A Polícia Militar está atolada em dívidas com fornecedores, principalmente de alimentos, combustíveis, locadoras de veículos e inúmeros prestadores de serviços e as suas dificuldades tendem a aumentar, caso ela perca totalmente o crédito e a credibilidade, será com certeza a falência da maior força do Sistema de Segurança Pública. Se na capital, a coisa está preta, avaliemos como deve ser o interior do Estado. Havia pelo menos mais de seis meses que os as unidades militares vinham recebendo os repasses de custeio fracionado e a situação não era muito grave devido a participação das prefeituras municipais.

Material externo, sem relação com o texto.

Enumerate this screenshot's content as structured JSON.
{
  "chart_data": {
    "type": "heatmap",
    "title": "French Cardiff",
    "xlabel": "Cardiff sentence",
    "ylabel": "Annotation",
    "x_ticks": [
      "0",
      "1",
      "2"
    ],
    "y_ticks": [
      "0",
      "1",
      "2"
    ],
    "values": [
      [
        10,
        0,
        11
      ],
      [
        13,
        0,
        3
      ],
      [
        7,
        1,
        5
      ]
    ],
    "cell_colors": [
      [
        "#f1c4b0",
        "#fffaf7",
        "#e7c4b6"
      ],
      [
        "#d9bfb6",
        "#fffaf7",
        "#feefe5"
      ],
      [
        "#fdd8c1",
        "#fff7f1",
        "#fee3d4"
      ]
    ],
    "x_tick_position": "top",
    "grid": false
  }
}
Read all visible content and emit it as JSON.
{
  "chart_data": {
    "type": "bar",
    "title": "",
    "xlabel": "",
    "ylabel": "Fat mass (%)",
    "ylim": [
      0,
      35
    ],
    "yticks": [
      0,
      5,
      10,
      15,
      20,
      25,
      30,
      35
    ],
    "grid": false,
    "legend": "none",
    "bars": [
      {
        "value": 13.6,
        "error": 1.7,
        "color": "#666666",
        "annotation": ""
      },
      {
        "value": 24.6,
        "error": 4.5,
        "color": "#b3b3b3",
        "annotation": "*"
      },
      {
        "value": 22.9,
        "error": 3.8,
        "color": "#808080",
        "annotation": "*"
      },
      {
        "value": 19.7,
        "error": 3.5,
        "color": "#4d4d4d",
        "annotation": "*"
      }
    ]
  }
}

Quando governador Flavio Dino decidiu romper o contrato que havia com mais de 300 militares da reserva, os quais prestavam serviços a PM, mediante o pagamento da metade dos seus soldos de aposentadoria, rompendo um contrato estabelecido pelo próprio governo, o pessoal desligado ficou bastante contrariado, haja vista a maneira como foi feita a suspensão do contrato. A indignação se tornou maior, quando eles souberam que por intervenção política foram contratados outros militares que seriam da ordem de 100 e o pagamento é feito com o restrito recurso do custeio.

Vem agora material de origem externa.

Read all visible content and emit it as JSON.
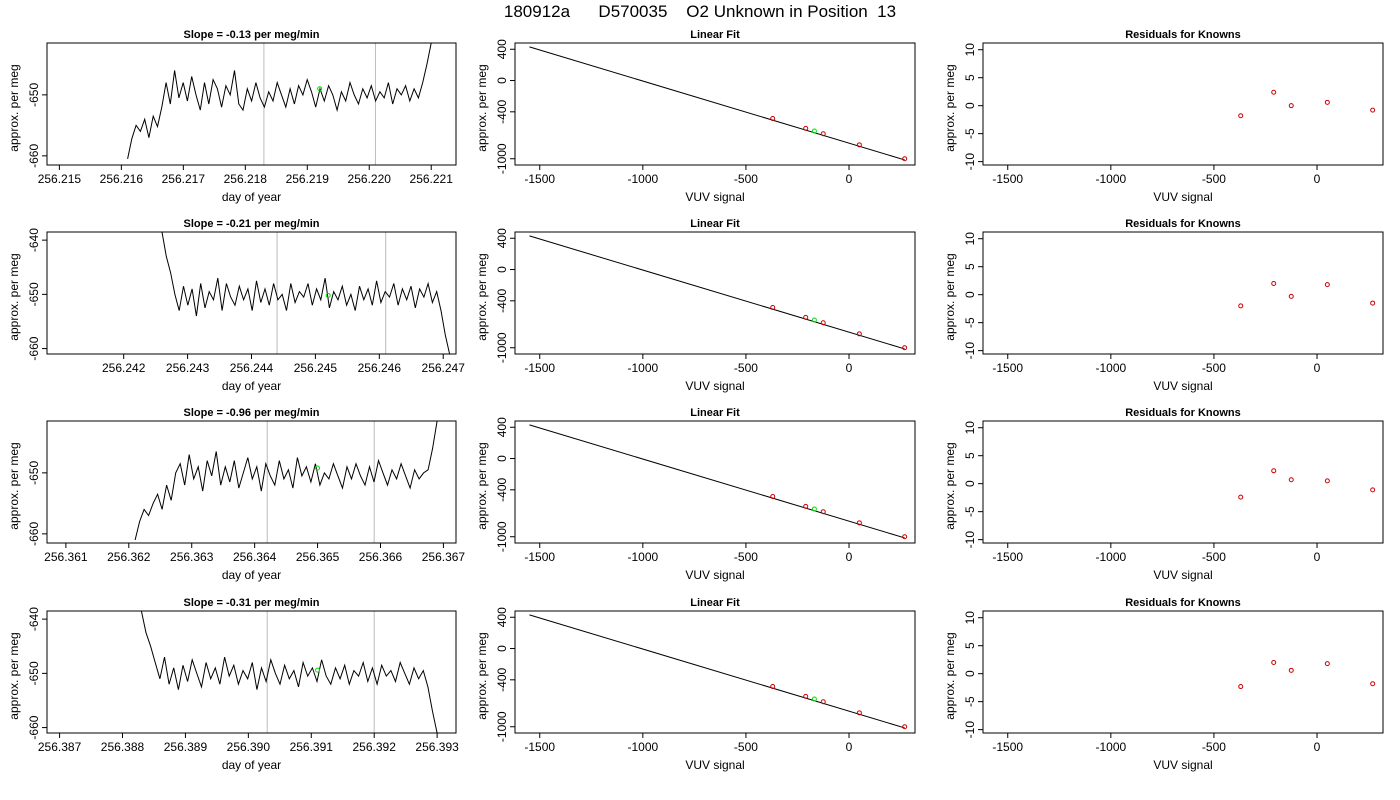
{
  "figure": {
    "title": "180912a      D570035    O2 Unknown in Position  13"
  },
  "colors": {
    "trace": "#000000",
    "marker_unknown": "#00dd00",
    "marker_known": "#cc0000",
    "guide_line": "#bbbbbb"
  },
  "chart_data": [
    {
      "type": "line",
      "panel": "trace-row-1",
      "title": "Slope =  -0.13  per meg/min",
      "xlabel": "day of year",
      "ylabel": "approx. per meg",
      "xlim": [
        256.2148,
        256.2214
      ],
      "ylim": [
        -661.5,
        -641.5
      ],
      "xticks": [
        "256.215",
        "256.216",
        "256.217",
        "256.218",
        "256.219",
        "256.220",
        "256.221"
      ],
      "yticks": [
        "-650",
        "-660"
      ],
      "guide_lines_x": [
        256.2183,
        256.2201
      ],
      "x_start": 256.2161,
      "x_end": 256.221,
      "head": [
        -660.5,
        -657.2,
        -655.0
      ],
      "body": [
        -656.0,
        -654.0,
        -657.0,
        -653.5,
        -655.2,
        -652.0,
        -648.0,
        -651.5,
        -646.0,
        -650.5,
        -648.0,
        -651.0,
        -647.0,
        -650.0,
        -652.5,
        -648.0,
        -651.5,
        -647.5,
        -649.0,
        -652.0,
        -648.5,
        -650.0,
        -646.0,
        -651.5,
        -652.5,
        -649.0,
        -651.0,
        -648.0,
        -650.5,
        -652.0,
        -649.5,
        -651.0,
        -648.0,
        -650.0,
        -652.0,
        -649.0,
        -651.5,
        -648.5,
        -650.0,
        -647.5,
        -649.5,
        -652.0,
        -649.0,
        -651.0,
        -648.5,
        -650.0,
        -652.5,
        -649.5,
        -651.0,
        -648.0,
        -650.0,
        -651.5,
        -649.0,
        -650.5,
        -648.5,
        -651.0,
        -649.5,
        -650.5,
        -648.0,
        -651.5,
        -649.0,
        -650.0,
        -648.5,
        -651.0,
        -649.0,
        -650.5
      ],
      "tail": [
        -648.0,
        -645.0,
        -641.5
      ],
      "marker": {
        "x": 256.2192,
        "y": -649.0
      }
    },
    {
      "type": "line",
      "panel": "trace-row-2",
      "title": "Slope =  -0.21  per meg/min",
      "xlabel": "day of year",
      "ylabel": "approx. per meg",
      "xlim": [
        256.2408,
        256.2472
      ],
      "ylim": [
        -661.0,
        -638.5
      ],
      "xticks": [
        "256.242",
        "256.243",
        "256.244",
        "256.245",
        "256.246",
        "256.247"
      ],
      "yticks": [
        "-640",
        "-650",
        "-660"
      ],
      "guide_lines_x": [
        256.2444,
        256.2461
      ],
      "x_start": 256.2426,
      "x_end": 256.2471,
      "head": [
        -638.5,
        -643.0,
        -646.0
      ],
      "body": [
        -650.0,
        -653.0,
        -648.5,
        -652.0,
        -649.0,
        -654.0,
        -648.0,
        -652.5,
        -649.5,
        -651.0,
        -647.0,
        -653.0,
        -648.0,
        -650.5,
        -652.0,
        -648.5,
        -651.0,
        -649.0,
        -653.0,
        -647.5,
        -651.5,
        -649.0,
        -652.0,
        -648.0,
        -651.0,
        -650.0,
        -653.0,
        -648.0,
        -651.5,
        -649.5,
        -650.5,
        -648.0,
        -652.0,
        -649.0,
        -651.0,
        -647.0,
        -652.5,
        -649.5,
        -651.0,
        -648.5,
        -652.0,
        -650.0,
        -653.0,
        -648.5,
        -651.0,
        -649.0,
        -652.0,
        -647.5,
        -651.5,
        -649.5,
        -650.5,
        -648.0,
        -652.0,
        -649.0,
        -651.0,
        -648.5,
        -652.5,
        -649.0,
        -650.5,
        -648.0,
        -651.5,
        -649.5
      ],
      "tail": [
        -653.0,
        -657.5,
        -661.0
      ],
      "marker": {
        "x": 256.2452,
        "y": -650.2
      }
    },
    {
      "type": "line",
      "panel": "trace-row-3",
      "title": "Slope =  -0.96  per meg/min",
      "xlabel": "day of year",
      "ylabel": "approx. per meg",
      "xlim": [
        256.3607,
        256.3672
      ],
      "ylim": [
        -661.5,
        -641.5
      ],
      "xticks": [
        "256.361",
        "256.362",
        "256.363",
        "256.364",
        "256.365",
        "256.366",
        "256.367"
      ],
      "yticks": [
        "-650",
        "-660"
      ],
      "guide_lines_x": [
        256.3642,
        256.3659
      ],
      "x_start": 256.3621,
      "x_end": 256.3669,
      "head": [
        -661.0,
        -658.0,
        -656.0
      ],
      "body": [
        -657.0,
        -655.0,
        -653.5,
        -656.0,
        -652.0,
        -654.5,
        -650.0,
        -648.5,
        -652.0,
        -647.0,
        -651.0,
        -649.0,
        -653.0,
        -648.0,
        -650.5,
        -646.5,
        -652.0,
        -649.0,
        -651.5,
        -648.0,
        -652.5,
        -650.0,
        -647.5,
        -651.0,
        -649.0,
        -653.0,
        -648.5,
        -650.5,
        -652.0,
        -648.0,
        -651.0,
        -649.5,
        -652.5,
        -647.5,
        -650.5,
        -649.0,
        -651.5,
        -648.5,
        -652.0,
        -650.0,
        -651.0,
        -648.5,
        -650.5,
        -652.5,
        -649.0,
        -651.0,
        -648.5,
        -650.5,
        -652.0,
        -649.0,
        -651.5,
        -648.0,
        -650.0,
        -652.0,
        -649.5,
        -651.0,
        -648.5,
        -650.5,
        -652.5,
        -649.5,
        -651.0,
        -650.0
      ],
      "tail": [
        -649.5,
        -646.0,
        -641.5
      ],
      "marker": {
        "x": 256.365,
        "y": -649.2
      }
    },
    {
      "type": "line",
      "panel": "trace-row-4",
      "title": "Slope =  -0.31  per meg/min",
      "xlabel": "day of year",
      "ylabel": "approx. per meg",
      "xlim": [
        256.3868,
        256.3933
      ],
      "ylim": [
        -661.0,
        -638.5
      ],
      "xticks": [
        "256.387",
        "256.388",
        "256.389",
        "256.390",
        "256.391",
        "256.392",
        "256.393"
      ],
      "yticks": [
        "-640",
        "-650",
        "-660"
      ],
      "guide_lines_x": [
        256.3903,
        256.392
      ],
      "x_start": 256.3883,
      "x_end": 256.393,
      "head": [
        -638.5,
        -642.5,
        -645.0
      ],
      "body": [
        -648.0,
        -651.0,
        -647.0,
        -652.0,
        -649.0,
        -653.0,
        -648.5,
        -651.5,
        -647.5,
        -650.0,
        -652.5,
        -648.0,
        -651.0,
        -649.0,
        -652.0,
        -647.0,
        -650.5,
        -648.5,
        -652.0,
        -649.5,
        -651.0,
        -648.0,
        -653.0,
        -649.0,
        -651.5,
        -647.5,
        -650.0,
        -652.0,
        -648.5,
        -651.0,
        -649.5,
        -652.5,
        -648.0,
        -650.5,
        -649.0,
        -651.5,
        -647.5,
        -650.5,
        -652.0,
        -649.0,
        -651.0,
        -648.5,
        -652.0,
        -649.5,
        -650.5,
        -648.0,
        -651.5,
        -649.0,
        -652.0,
        -648.5,
        -650.5,
        -649.5,
        -651.5,
        -648.0,
        -650.0,
        -652.0,
        -649.0,
        -651.0,
        -649.5
      ],
      "tail": [
        -652.5,
        -657.0,
        -661.0
      ],
      "marker": {
        "x": 256.3911,
        "y": -649.4
      }
    },
    {
      "type": "scatter",
      "panel": "fit-row-1",
      "title": "Linear Fit",
      "xlabel": "VUV signal",
      "ylabel": "approx. per meg",
      "xlim": [
        -1620,
        320
      ],
      "ylim": [
        -1080,
        480
      ],
      "xticks": [
        -1500,
        -1000,
        -500,
        0
      ],
      "yticks": [
        400,
        0,
        -400,
        -1000
      ],
      "fit_line": {
        "x": [
          -1550,
          270
        ],
        "y": [
          430,
          -1015
        ]
      },
      "known_points": [
        {
          "x": -370,
          "y": -486
        },
        {
          "x": -210,
          "y": -612
        },
        {
          "x": -125,
          "y": -680
        },
        {
          "x": 50,
          "y": -822
        },
        {
          "x": 270,
          "y": -1000
        }
      ],
      "unknown_point": {
        "x": -168,
        "y": -646
      }
    },
    {
      "type": "scatter",
      "panel": "fit-row-2",
      "title": "Linear Fit",
      "xlabel": "VUV signal",
      "ylabel": "approx. per meg",
      "xlim": [
        -1620,
        320
      ],
      "ylim": [
        -1080,
        480
      ],
      "xticks": [
        -1500,
        -1000,
        -500,
        0
      ],
      "yticks": [
        400,
        0,
        -400,
        -1000
      ],
      "fit_line": {
        "x": [
          -1550,
          270
        ],
        "y": [
          430,
          -1015
        ]
      },
      "known_points": [
        {
          "x": -370,
          "y": -486
        },
        {
          "x": -210,
          "y": -612
        },
        {
          "x": -125,
          "y": -680
        },
        {
          "x": 50,
          "y": -822
        },
        {
          "x": 270,
          "y": -1000
        }
      ],
      "unknown_point": {
        "x": -168,
        "y": -646
      }
    },
    {
      "type": "scatter",
      "panel": "fit-row-3",
      "title": "Linear Fit",
      "xlabel": "VUV signal",
      "ylabel": "approx. per meg",
      "xlim": [
        -1620,
        320
      ],
      "ylim": [
        -1080,
        480
      ],
      "xticks": [
        -1500,
        -1000,
        -500,
        0
      ],
      "yticks": [
        400,
        0,
        -400,
        -1000
      ],
      "fit_line": {
        "x": [
          -1550,
          270
        ],
        "y": [
          430,
          -1015
        ]
      },
      "known_points": [
        {
          "x": -370,
          "y": -486
        },
        {
          "x": -210,
          "y": -612
        },
        {
          "x": -125,
          "y": -680
        },
        {
          "x": 50,
          "y": -822
        },
        {
          "x": 270,
          "y": -1000
        }
      ],
      "unknown_point": {
        "x": -168,
        "y": -646
      }
    },
    {
      "type": "scatter",
      "panel": "fit-row-4",
      "title": "Linear Fit",
      "xlabel": "VUV signal",
      "ylabel": "approx. per meg",
      "xlim": [
        -1620,
        320
      ],
      "ylim": [
        -1080,
        480
      ],
      "xticks": [
        -1500,
        -1000,
        -500,
        0
      ],
      "yticks": [
        400,
        0,
        -400,
        -1000
      ],
      "fit_line": {
        "x": [
          -1550,
          270
        ],
        "y": [
          430,
          -1015
        ]
      },
      "known_points": [
        {
          "x": -370,
          "y": -486
        },
        {
          "x": -210,
          "y": -612
        },
        {
          "x": -125,
          "y": -680
        },
        {
          "x": 50,
          "y": -822
        },
        {
          "x": 270,
          "y": -1000
        }
      ],
      "unknown_point": {
        "x": -168,
        "y": -646
      }
    },
    {
      "type": "scatter",
      "panel": "residual-row-1",
      "title": "Residuals for Knowns",
      "xlabel": "VUV signal",
      "ylabel": "approx. per meg",
      "xlim": [
        -1620,
        320
      ],
      "ylim": [
        -10.6,
        11.2
      ],
      "xticks": [
        -1500,
        -1000,
        -500,
        0
      ],
      "yticks": [
        10,
        5,
        0,
        -5,
        -10
      ],
      "known_points": [
        {
          "x": -370,
          "y": -1.8
        },
        {
          "x": -210,
          "y": 2.4
        },
        {
          "x": -125,
          "y": 0.0
        },
        {
          "x": 50,
          "y": 0.6
        },
        {
          "x": 270,
          "y": -0.8
        }
      ]
    },
    {
      "type": "scatter",
      "panel": "residual-row-2",
      "title": "Residuals for Knowns",
      "xlabel": "VUV signal",
      "ylabel": "approx. per meg",
      "xlim": [
        -1620,
        320
      ],
      "ylim": [
        -10.6,
        11.2
      ],
      "xticks": [
        -1500,
        -1000,
        -500,
        0
      ],
      "yticks": [
        10,
        5,
        0,
        -5,
        -10
      ],
      "known_points": [
        {
          "x": -370,
          "y": -2.0
        },
        {
          "x": -210,
          "y": 2.0
        },
        {
          "x": -125,
          "y": -0.3
        },
        {
          "x": 50,
          "y": 1.8
        },
        {
          "x": 270,
          "y": -1.5
        }
      ]
    },
    {
      "type": "scatter",
      "panel": "residual-row-3",
      "title": "Residuals for Knowns",
      "xlabel": "VUV signal",
      "ylabel": "approx. per meg",
      "xlim": [
        -1620,
        320
      ],
      "ylim": [
        -10.6,
        11.2
      ],
      "xticks": [
        -1500,
        -1000,
        -500,
        0
      ],
      "yticks": [
        10,
        5,
        0,
        -5,
        -10
      ],
      "known_points": [
        {
          "x": -370,
          "y": -2.4
        },
        {
          "x": -210,
          "y": 2.3
        },
        {
          "x": -125,
          "y": 0.7
        },
        {
          "x": 50,
          "y": 0.5
        },
        {
          "x": 270,
          "y": -1.1
        }
      ]
    },
    {
      "type": "scatter",
      "panel": "residual-row-4",
      "title": "Residuals for Knowns",
      "xlabel": "VUV signal",
      "ylabel": "approx. per meg",
      "xlim": [
        -1620,
        320
      ],
      "ylim": [
        -10.6,
        11.2
      ],
      "xticks": [
        -1500,
        -1000,
        -500,
        0
      ],
      "yticks": [
        10,
        5,
        0,
        -5,
        -10
      ],
      "known_points": [
        {
          "x": -370,
          "y": -2.3
        },
        {
          "x": -210,
          "y": 2.0
        },
        {
          "x": -125,
          "y": 0.6
        },
        {
          "x": 50,
          "y": 1.8
        },
        {
          "x": 270,
          "y": -1.8
        }
      ]
    }
  ]
}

Os problemas foram ainda mais acentuados, em razão de que os militares de folga são chamados para trabalhar como jornada operacional, mas já tem algum tempo que não recebem o que têm direito e não podem deixar de prestar serviços, se constituindo em um grande gerador de revolta e indignação.

A verdade é que apesar dos apelos do Comando Geral e dos Comandos de Unidades ao governador Flavio Dino em busca de uma solução, deparam-se com a informação de que as finanças do Estado, estão bastante prejudicadas.